I
was born and reared in Saline Co., Missouri. At 16 years of
age I enrolled in the CCC and was sent to Salisbury Missouri.
One crew or section as we were called worked in the 10 acre
forest tree nursery weeding, watering, cultivating the small
seedlings. As this was a soil erosion camp, our work was to
prevent soil erosion in farmers' fields and meadows. Ditches
were graded, bottoms and banks rounded and dams constructed
of osage orange hedge, as we called it, by driving a double
line of posts across and in the banks. The space between, we
filled with smaller pieces of hedge, limbs, branches, etc.

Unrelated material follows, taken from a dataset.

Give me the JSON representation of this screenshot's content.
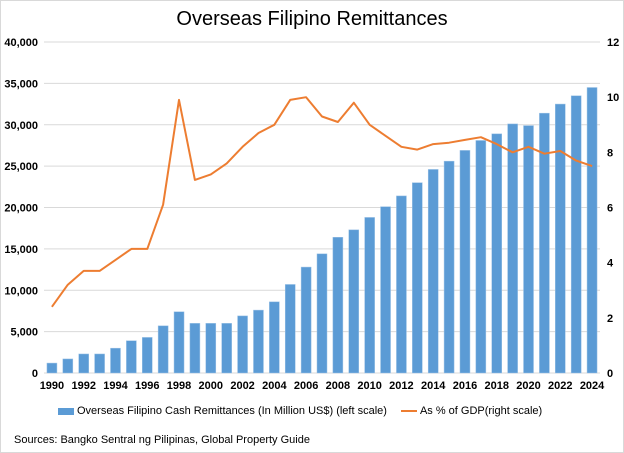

It
was then packed tightly and bound tight to the posts on either
side with heavy wire.
In
late autumn we dug up the little locust seedlings, tied them
in bundles and dug trenches and heeled them in for protection
from freezing during the winter months. During the winter we
went to the nearby river bottoms where there were thickets of
small willows. We cut these from 1 /2 to 1 1 /2 in. diameter
into approximately two foot lengths, tied them into bundles
and stored them for the winter. In the spring we took the willows
and the locusts to the ditches where we built the dams and planted
the locusts along the banks. Then while there was mud in the
bottoms we drove or pushed the willow sticks into the bottom
hoping they would sprout and grow into trees to halt erosion.